A ce moment-là un salarié de Tefal découvre des documents dans une photocopieuse de l’entreprise le visant lui (« faut-il lui fixer des objectifs inatteignables ? ») pour le licencier. En même temps, il découvre les échanges de mels entre Tefal et le directeur du travail sur la possibilité d’écarter Laura Pfeiffer et il les transmet.

Laura Pfeiffer saisit le « Conseil national de l’inspection du travail » qui lui donne clairement raison le 10 juillet. Mais les documents se retrouvent sur internet et devenez ce qui arrive : c’est Téfal qui porte plainte contre l’inspectrice « pour violation du secret professionnel et recel de courriels », et il se trouve un procureur qui décide de poursuivre l’inspectrice et non plus Tefal : il déclare que c’est l’occasion « de faire le ménage à l’inspection du travail ».

Au point que même le directeur général du travail, Yves Struillou est obligé de faire une mise au point le 26 mai 2015: « Vos propos ont suscité un émoi légitime… compte tenu de leur contenu, de leur portée, – eu égard à vos hautes fonctions – et de leur large publicité. » « Le caractère familier et la généralité de vos propos est choquante (…) C’est de nature à favoriser des pressions sur les agents au motif tiré de la nécessité de « faire le ménage ». C’est tout à fait contraire aux dispositions combinées de l’article 4 de la convention 81 de l’OIT du 11 juillet 1947 et de l’article R.8121-13 du code du travail et de l’article 6 de la dite convention : « Le personnel de l’inspection sera composé de fonctionnaires publics dont le statut et les conditions de service leur assurent la stabilité dans leur emploi et les rendent indépendants de tout changement de gouvernement et de toute influence extérieure indue ».

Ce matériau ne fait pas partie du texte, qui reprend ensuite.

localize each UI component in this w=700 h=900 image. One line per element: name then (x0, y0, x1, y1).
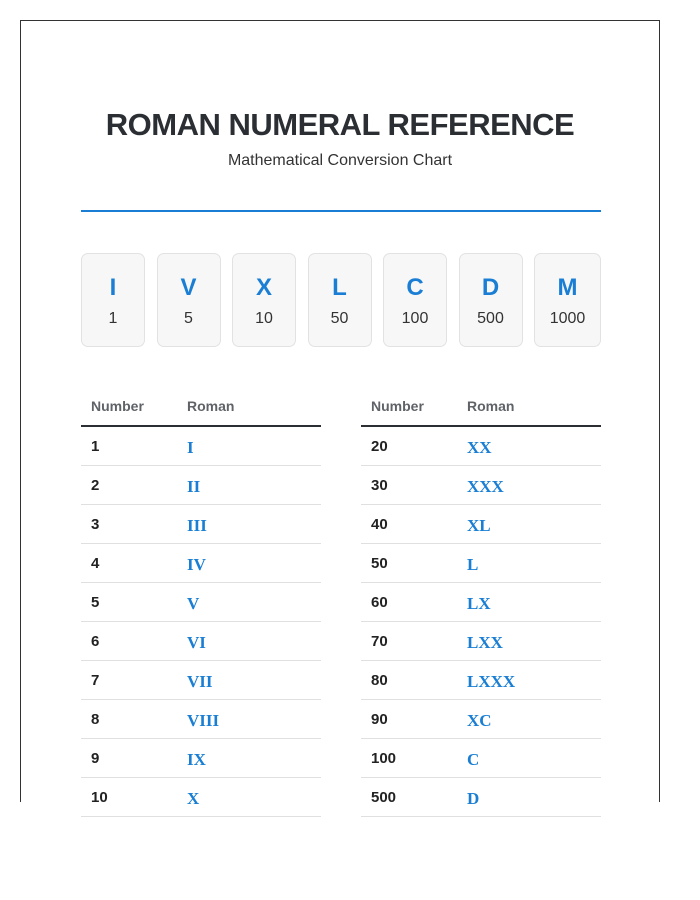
roman-cell: L (457, 544, 601, 583)
number-cell: 2 (81, 466, 177, 505)
roman-cell: III (177, 505, 321, 544)
roman-cell: XX (457, 426, 601, 466)
symbol-card-d (459, 253, 523, 347)
symbol: X (255, 274, 272, 301)
number-cell: 500 (361, 778, 457, 817)
number-cell: 10 (81, 778, 177, 817)
roman-cell: XXX (457, 466, 601, 505)
page-subtitle: Mathematical Conversion Chart (227, 152, 453, 169)
number-cell: 8 (81, 700, 177, 739)
symbol-cards (81, 253, 601, 349)
roman-cell: VI (177, 622, 321, 661)
table-row (81, 622, 321, 661)
column-header-number: Number (361, 387, 457, 426)
symbol-value: 10 (255, 310, 273, 327)
symbol: V (180, 274, 197, 301)
table-row (81, 778, 321, 817)
number-cell: 90 (361, 700, 457, 739)
table-row (81, 583, 321, 622)
roman-cell: I (177, 426, 321, 466)
symbol-value: 5 (184, 310, 193, 327)
roman-cell: IV (177, 544, 321, 583)
table-header-row (361, 387, 601, 426)
symbol-card-i (81, 253, 145, 347)
symbol-value: 50 (330, 310, 349, 327)
roman-cell: XL (457, 505, 601, 544)
table-row (81, 739, 321, 778)
symbol: I (109, 274, 117, 301)
table-row (361, 544, 601, 583)
number-cell: 40 (361, 505, 457, 544)
symbol-card-v (157, 253, 221, 347)
symbol-card-x (232, 253, 296, 347)
number-cell: 80 (361, 661, 457, 700)
number-cell: 100 (361, 739, 457, 778)
table-row (361, 700, 601, 739)
title-divider (81, 210, 601, 212)
roman-cell: XC (457, 700, 601, 739)
reference-page (20, 20, 660, 808)
table-row (81, 505, 321, 544)
roman-cell: LXX (457, 622, 601, 661)
roman-cell: D (457, 778, 601, 817)
table-row (361, 661, 601, 700)
roman-cell: X (177, 778, 321, 817)
number-cell: 4 (81, 544, 177, 583)
symbol-card-m (534, 253, 601, 347)
number-cell: 60 (361, 583, 457, 622)
number-cell: 9 (81, 739, 177, 778)
roman-cell: LXXX (457, 661, 601, 700)
symbol-value: 1000 (549, 310, 586, 327)
number-cell: 7 (81, 661, 177, 700)
table-row (81, 426, 321, 466)
roman-cell: IX (177, 739, 321, 778)
roman-cell: VII (177, 661, 321, 700)
roman-cell: C (457, 739, 601, 778)
table-row (361, 778, 601, 817)
number-cell: 6 (81, 622, 177, 661)
table-row (361, 739, 601, 778)
symbol: L (332, 274, 347, 301)
conversion-table-20-to-500 (361, 387, 601, 817)
symbol-value: 500 (477, 310, 504, 327)
conversion-table-1-to-10 (81, 387, 321, 817)
table-row (361, 622, 601, 661)
number-cell: 20 (361, 426, 457, 466)
table-row (361, 426, 601, 466)
table-row (81, 544, 321, 583)
table-row (81, 661, 321, 700)
column-header-roman: Roman (177, 387, 321, 426)
roman-cell: V (177, 583, 321, 622)
number-cell: 5 (81, 583, 177, 622)
number-cell: 30 (361, 466, 457, 505)
number-cell: 1 (81, 426, 177, 466)
number-cell: 70 (361, 622, 457, 661)
number-cell: 3 (81, 505, 177, 544)
symbol-card-c (383, 253, 447, 347)
symbol: D (481, 274, 500, 301)
symbol: M (557, 274, 578, 301)
roman-cell: II (177, 466, 321, 505)
symbol-card-l (308, 253, 372, 347)
roman-cell: VIII (177, 700, 321, 739)
symbol-value: 1 (108, 310, 118, 327)
column-header-roman: Roman (457, 387, 601, 426)
table-row (361, 583, 601, 622)
roman-cell: LX (457, 583, 601, 622)
table-row (361, 466, 601, 505)
table-row (361, 505, 601, 544)
column-header-number: Number (81, 387, 177, 426)
symbol: C (406, 274, 424, 301)
symbol-value: 100 (401, 310, 429, 327)
page-title: ROMAN NUMERAL REFERENCE (105, 107, 575, 142)
table-row (81, 700, 321, 739)
number-cell: 50 (361, 544, 457, 583)
table-header-row (81, 387, 321, 426)
table-row (81, 466, 321, 505)
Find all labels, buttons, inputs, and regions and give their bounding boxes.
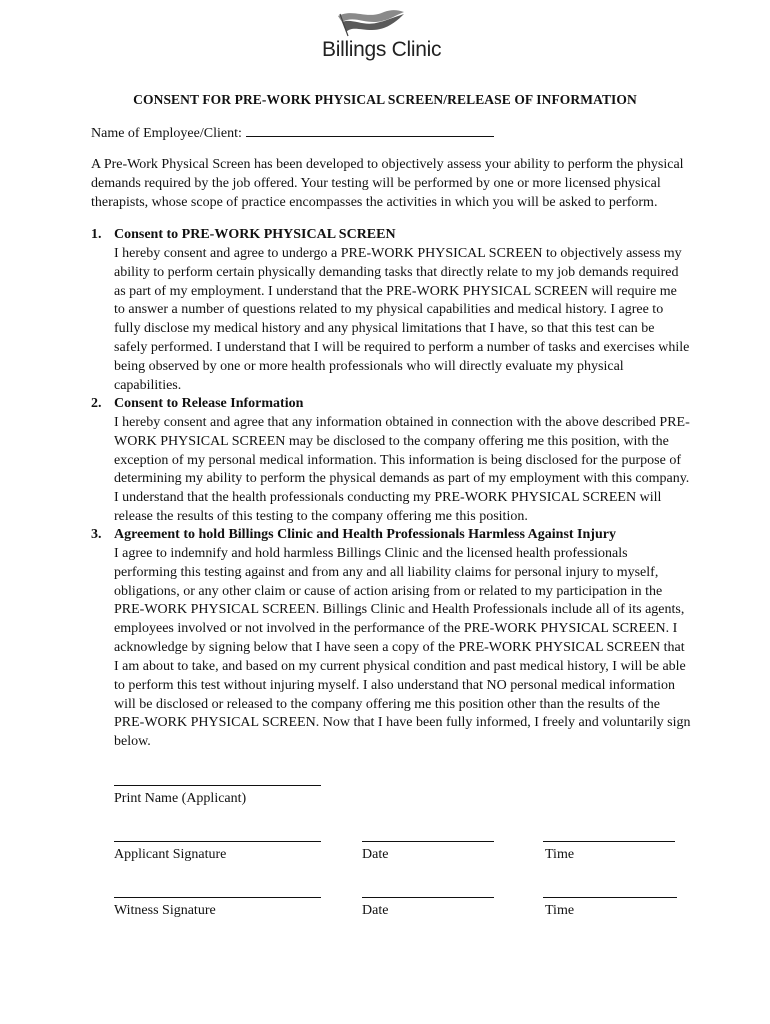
print-name-label: Print Name (Applicant) <box>114 791 247 806</box>
employee-name-blank[interactable] <box>246 124 494 137</box>
applicant-date-label: Date <box>362 847 389 862</box>
section-heading: Consent to Release Information <box>114 396 304 411</box>
logo-text: Billings Clinic <box>322 38 442 61</box>
section-body: I hereby consent and agree to undergo a PRE-WORK PHYSICAL SCREEN to objectively assess my ability to perform certain physically demanding tasks that directly relate to my job demands required as part of my employment. I understand that the PRE-WORK PHYSICAL SCREEN will require me to answer a number of questions related to my physical capabilities and medical history. I agree to fully disclose my medical history and any physical limitations that I have, so that this test can be safely performed. I understand that I will be required to perform a number of tasks and exercises while being observed by one or more health professionals who will directly evaluate my physical capabilities. <box>114 245 690 393</box>
witness-signature-label: Witness Signature <box>114 903 216 918</box>
section-heading: Agreement to hold Billings Clinic and Health Professionals Harmless Against Injury <box>114 527 616 542</box>
witness-date-label: Date <box>362 903 389 918</box>
section-number: 2. <box>91 396 102 411</box>
employee-name-field[interactable] <box>91 124 494 142</box>
section-body: I hereby consent and agree that any information obtained in connection with the above described PRE-WORK PHYSICAL SCREEN may be disclosed to the company offering me this position, with the exception of my personal medical information. This information is being disclosed for the purpose of determining my ability to perform the physical demands as part of my employment with this company. I understand that the health professionals conducting my PRE-WORK PHYSICAL SCREEN will release the results of this testing to the company offering me this position. <box>114 414 690 525</box>
witness-time-line[interactable] <box>543 897 677 898</box>
applicant-signature-label: Applicant Signature <box>114 847 227 862</box>
section-consent-screen <box>91 226 691 396</box>
section-heading: Consent to PRE-WORK PHYSICAL SCREEN <box>114 227 396 242</box>
section-number: 3. <box>91 527 102 542</box>
witness-date-line[interactable] <box>362 897 494 898</box>
applicant-signature-line[interactable] <box>114 841 321 842</box>
flag-wave-icon <box>336 6 406 38</box>
section-release-information <box>91 395 691 527</box>
witness-time-label: Time <box>545 903 575 918</box>
applicant-time-label: Time <box>545 847 575 862</box>
print-name-line[interactable] <box>114 785 321 786</box>
applicant-date-line[interactable] <box>362 841 494 842</box>
section-body: I agree to indemnify and hold harmless Billings Clinic and the licensed health professionals performing this testing against and from any and all liability claims for personal injury to myself, obligations, or any other claim or cause of action arising from or related to my participation in the PRE-WORK PHYSICAL SCREEN. Billings Clinic and Health Professionals include all of its agents, employees involved or not involved in the performance of the PRE-WORK PHYSICAL SCREEN. I acknowledge by signing below that I have seen a copy of the PRE-WORK PHYSICAL SCREEN that I am about to take, and based on my current physical condition and past medical history, I will be able to perform this test without injuring myself. I also understand that NO personal medical information will be disclosed or released to the company offering me this position other than the results of the PRE-WORK PHYSICAL SCREEN. Now that I have been fully informed, I freely and voluntarily sign below. <box>114 545 691 750</box>
employee-name-label: Name of Employee/Client: <box>91 126 242 141</box>
section-hold-harmless <box>91 526 691 752</box>
applicant-time-line[interactable] <box>543 841 675 842</box>
intro-paragraph: A Pre-Work Physical Screen has been developed to objectively assess your ability to perform the physical demands required by the job offered. Your testing will be performed by one or more licensed physical therapists, whose scope of practice encompasses the activities in which you will be asked to perform. <box>91 157 684 210</box>
witness-signature-line[interactable] <box>114 897 321 898</box>
section-number: 1. <box>91 227 102 242</box>
billings-clinic-logo <box>322 6 452 64</box>
document-title: CONSENT FOR PRE-WORK PHYSICAL SCREEN/RELEASE OF INFORMATION <box>133 92 637 107</box>
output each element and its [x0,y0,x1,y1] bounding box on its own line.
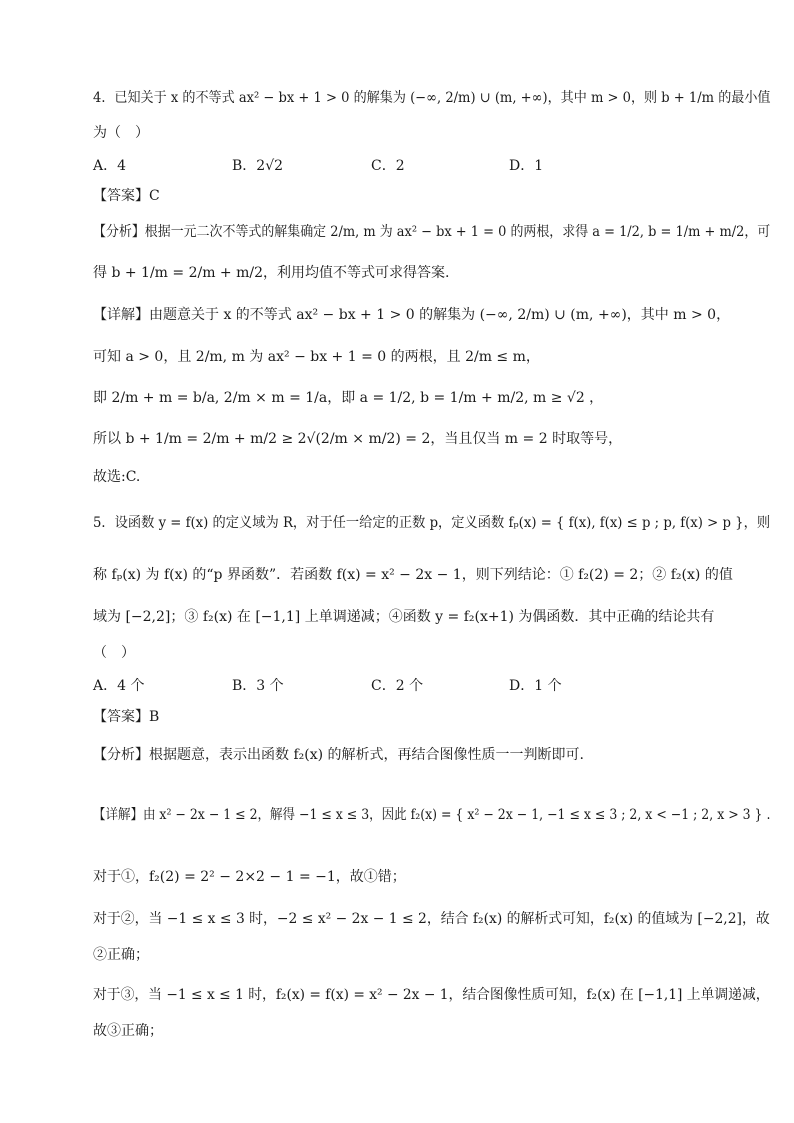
q5-option-b: B．3 个 [232,678,284,694]
q5-detail-line6: 故③正确； [93,1023,163,1039]
q4-stem-line2: 为（ ） [93,125,149,141]
q4-analysis-line2: 得 b + 1/m = 2/m + m/2，利用均值不等式可求得答案. [93,265,450,281]
q4-stem-line1: 4．已知关于 x 的不等式 ax² − bx + 1 > 0 的解集为 (−∞, 2/m) ∪ (m, +∞)，其中 m > 0，则 b + 1/m 的最小值 [93,90,771,106]
q4-option-d: D．1 [509,158,544,174]
q5-option-a: A．4 个 [93,678,145,694]
q5-analysis: 【分析】根据题意，表示出函数 f₂(x) 的解析式，再结合图像性质一一判断即可. [93,747,584,763]
q5-detail-line4: ②正确； [93,947,149,963]
q5-detail-line2: 对于①，f₂(2) = 2² − 2×2 − 1 = −1，故①错； [93,869,406,885]
q4-detail-line2: 可知 a > 0，且 2/m, m 为 ax² − bx + 1 = 0 的两根，且 2/m ≤ m， [93,349,540,365]
q5-answer: 【答案】B [93,709,160,725]
q4-detail-line4: 所以 b + 1/m = 2/m + m/2 ≥ 2√(2/m × m/2) = 2，当且仅当 m = 2 时取等号， [93,431,623,447]
q4-option-a: A．4 [93,158,127,174]
q4-detail-line5: 故选:C. [93,469,141,485]
q5-stem-line2: 称 fₚ(x) 为 f(x) 的“p 界函数”．若函数 f(x) = x² − 2x − 1，则下列结论：① f₂(2) = 2；② f₂(x) 的值 [93,567,733,583]
q4-option-c: C．2 [371,158,405,174]
q5-detail-line3: 对于②，当 −1 ≤ x ≤ 3 时，−2 ≤ x² − 2x − 1 ≤ 2，结合 f₂(x) 的解析式可知，f₂(x) 的值域为 [−2,2]，故 [93,911,770,927]
q5-stem-line4: （ ） [93,645,135,661]
q5-detail-line1: 【详解】由 x² − 2x − 1 ≤ 2，解得 −1 ≤ x ≤ 3，因此 f₂(x) = { x² − 2x − 1, −1 ≤ x ≤ 3 ; 2, x < −1 ; 2, x > 3 } . [93,807,771,823]
q4-option-b: B．2√2 [232,158,284,174]
q5-stem-line3: 域为 [−2,2]；③ f₂(x) 在 [−1,1] 上单调递减；④函数 y = f₂(x+1) 为偶函数．其中正确的结论共有 [93,609,715,625]
q5-stem-line1: 5．设函数 y = f(x) 的定义域为 R，对于任一给定的正数 p，定义函数 fₚ(x) = { f(x), f(x) ≤ p ; p, f(x) > p }，则 [93,515,771,531]
q5-detail-line5: 对于③，当 −1 ≤ x ≤ 1 时，f₂(x) = f(x) = x² − 2x − 1，结合图像性质可知，f₂(x) 在 [−1,1] 上单调递减， [93,987,770,1003]
q5-option-d: D．1 个 [509,678,562,694]
q5-option-c: C．2 个 [371,678,424,694]
q4-detail-line3: 即 2/m + m = b/a, 2/m × m = 1/a，即 a = 1/2, b = 1/m + m/2, m ≥ √2 ， [93,390,604,406]
q4-detail-line1: 【详解】由题意关于 x 的不等式 ax² − bx + 1 > 0 的解集为 (−∞, 2/m) ∪ (m, +∞)，其中 m > 0， [93,307,731,323]
q4-analysis-line1: 【分析】根据一元二次不等式的解集确定 2/m, m 为 ax² − bx + 1 = 0 的两根，求得 a = 1/2, b = 1/m + m/2，可 [93,224,771,240]
q4-answer: 【答案】C [93,188,160,204]
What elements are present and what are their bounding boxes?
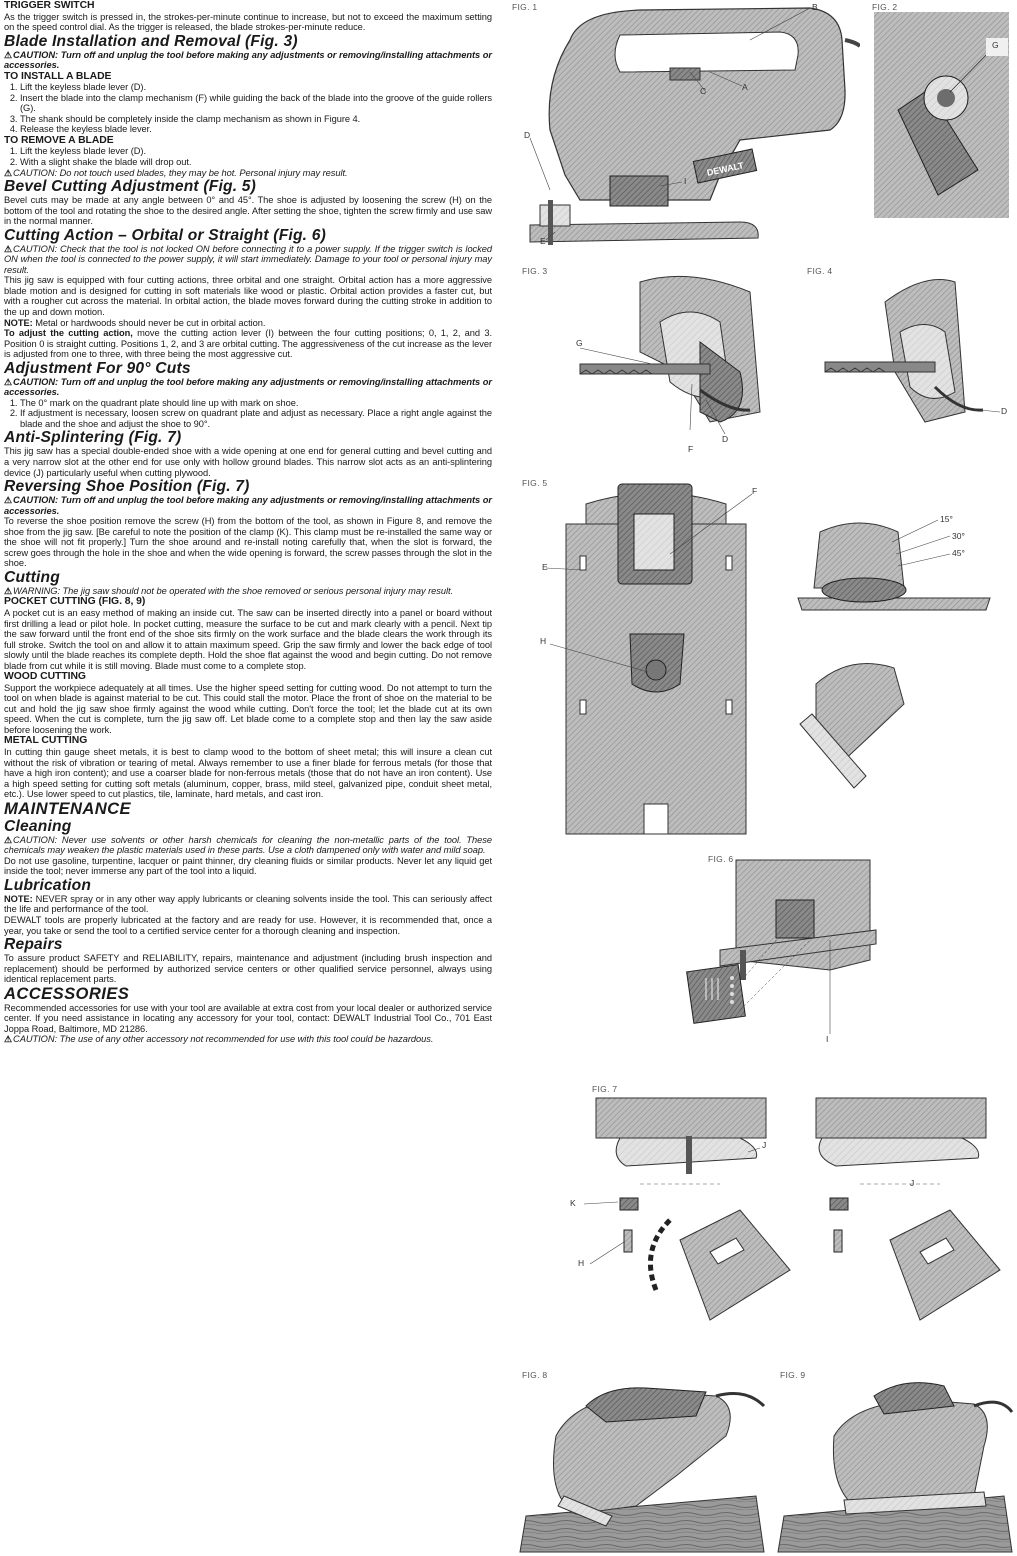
pocket-cutting-heading: POCKET CUTTING (FIG. 8, 9) — [4, 596, 146, 608]
guide-roller-illustration — [868, 0, 1013, 220]
callout: D — [524, 130, 531, 140]
lubrication-body: DEWALT tools are properly lubricated at the factory and are ready for use. However, it is recommended that, once a year, you take or send the tool to a certified service center for a thorough cleaning and inspection. — [4, 915, 492, 936]
figure-9 — [774, 1366, 1014, 1556]
callout: H — [540, 636, 547, 646]
figure-label: FIG. 7 — [592, 1084, 618, 1094]
warning-triangle-icon: ⚠ — [4, 243, 13, 254]
accessories-heading: ACCESSORIES — [4, 983, 130, 1003]
callout: B — [812, 2, 818, 12]
pocket-cutting-body: A pocket cut is an easy method of making an inside cut. The saw can be inserted directly into a panel or board without first drilling a lead or pilot hole. In pocket cutting, measure the surface to be cut and mark clearly with a pencil. Next tip the saw forward until the front end of the shoe sits firmly on the work surface and the blade clears the work through its full stroke. Switch the tool on and allow it to attain maximum speed. Grip the saw firmly and lower the back edge of tool slowly until the blade reaches its complete depth. Hold the shoe flat against the wood and begin cutting. Do not remove blade from cut while it is still moving. Blade must come to a complete stop. — [4, 607, 492, 671]
adjust-90-steps — [4, 398, 492, 430]
cutting-action-lever-illustration — [680, 850, 880, 1050]
callout: G — [992, 40, 999, 50]
remove-blade-steps — [4, 146, 492, 167]
blade-installation-illustration — [520, 262, 780, 462]
warning-triangle-icon: ⚠ — [4, 834, 13, 845]
callout: G — [576, 338, 583, 348]
callout: H — [578, 1258, 585, 1268]
figure-2 — [868, 0, 1013, 220]
figure-8 — [516, 1366, 766, 1556]
figure-4 — [805, 262, 1015, 462]
metal-cutting-heading: METAL CUTTING — [4, 735, 88, 747]
figure-label: FIG. 4 — [807, 266, 833, 276]
trigger-switch-heading: TRIGGER SWITCH — [4, 0, 95, 11]
pocket-cutting-plunge-illustration — [774, 1366, 1014, 1556]
remove-blade-caution: ⚠CAUTION: Do not touch used blades, they may be hot. Personal injury may result. — [4, 167, 348, 178]
install-blade-steps — [4, 82, 492, 135]
anti-splintering-heading: Anti-Splintering (Fig. 7) — [4, 429, 182, 447]
list-item: 1. Lift the keyless blade lever (D). — [20, 146, 492, 157]
maintenance-heading: MAINTENANCE — [4, 798, 132, 818]
warning-triangle-icon: ⚠ — [4, 167, 13, 178]
callout: F — [752, 486, 758, 496]
callout: D — [1001, 406, 1008, 416]
list-item: 2. Insert the blade into the clamp mechanism (F) while guiding the back of the blade into the groove of the guide rollers (G). — [20, 93, 492, 114]
figure-label: FIG. 8 — [522, 1370, 548, 1380]
figure-7 — [560, 1080, 1015, 1360]
cutting-action-body: This jig saw is equipped with four cutting actions, three orbital and one straight. Orbital action has a more aggressive blade motion and is designed for cutting in soft materials like wood or plastic. Orbital action provides a faster cut, but with a rougher cut across the material. In orbital action, the blade moves forward during the cutting stroke in addition to the up and down motion. — [4, 275, 492, 317]
cutting-action-caution: ⚠CAUTION: Check that the tool is not locked ON before connecting it to a power supply. If the trigger switch is locked ON when the tool is connected to the power supply, it will start immediately. Damage to your tool or personal injury may result. — [4, 243, 492, 275]
reversing-shoe-heading: Reversing Shoe Position (Fig. 7) — [4, 478, 250, 496]
bevel-shoe-illustration — [520, 474, 1015, 844]
cutting-action-heading: Cutting Action – Orbital or Straight (Fig. 6) — [4, 226, 327, 244]
figure-label: FIG. 5 — [522, 478, 548, 488]
blade-clamp-illustration — [805, 262, 1015, 462]
figure-6 — [680, 850, 880, 1050]
lubrication-note: NOTE: NEVER spray or in any other way apply lubricants or cleaning solvents inside the tool. This can seriously affect the life and performance of the tool. — [4, 893, 492, 915]
accessories-caution: ⚠CAUTION: The use of any other accessory not recommended for use with this tool could be hazardous. — [4, 1034, 434, 1045]
angle-label: 15° — [940, 514, 953, 524]
bevel-body: Bevel cuts may be made at any angle between 0° and 45°. The shoe is adjusted by loosening the screw (H) on the bottom of the tool and rotating the shoe to the desired angle. After setting the shoe, tighten the screw firmly and use saw in the normal manner. — [4, 195, 492, 227]
reversing-shoe-illustration — [560, 1080, 1015, 1360]
adjust-90-caution: ⚠CAUTION: Turn off and unplug the tool before making any adjustments or removing/installing attachments or accessories. — [4, 376, 492, 398]
figure-label: FIG. 6 — [708, 854, 734, 864]
pocket-cutting-start-illustration — [516, 1366, 766, 1556]
figure-label: FIG. 1 — [512, 2, 538, 12]
list-item: 3. The shank should be completely inside the clamp mechanism as shown in Figure 4. — [20, 114, 492, 125]
adjust-90-heading: Adjustment For 90° Cuts — [4, 359, 191, 377]
list-item: 2. With a slight shake the blade will drop out. — [20, 157, 492, 168]
brand-logo: DEWALT — [705, 160, 745, 178]
figure-label: FIG. 2 — [872, 2, 898, 12]
text-column — [4, 0, 492, 1045]
install-blade-heading: TO INSTALL A BLADE — [4, 70, 112, 82]
warning-triangle-icon: ⚠ — [4, 1034, 13, 1045]
bevel-heading: Bevel Cutting Adjustment (Fig. 5) — [4, 178, 257, 196]
list-item: 2. If adjustment is necessary, loosen screw on quadrant plate and adjust as necessary. Place a right angle against the blade and the shoe and adjust the shoe to 90°. — [20, 408, 492, 429]
list-item: 4. Release the keyless blade lever. — [20, 124, 492, 135]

Hélas, le 16 octobre, le procureur a osé requérir 5000 euros d’amende et une inscription au casier judicaire susceptible de faire perdre son poste à Laura Pfeiffer.

On est dans le domaine de la conjuration odieuse : les puissants de Haute-Savoie, patronat, haut fonctionnaire, magistrat se sont ligués pour faire oublier les fautes de Tefal, il n’ont pas hésité à se coaliser pour accuser de tous les maux la courageuse inspectrice qui avait pour mission républicaine de les combattre. Nous étions 1000 à Annecy ce jour là pour soutenir Laura Pfeiffer, mais ce sont des millions qui doivent se soulever contre une aussi grossière et énorme imposture. Jugement le 4 décembre.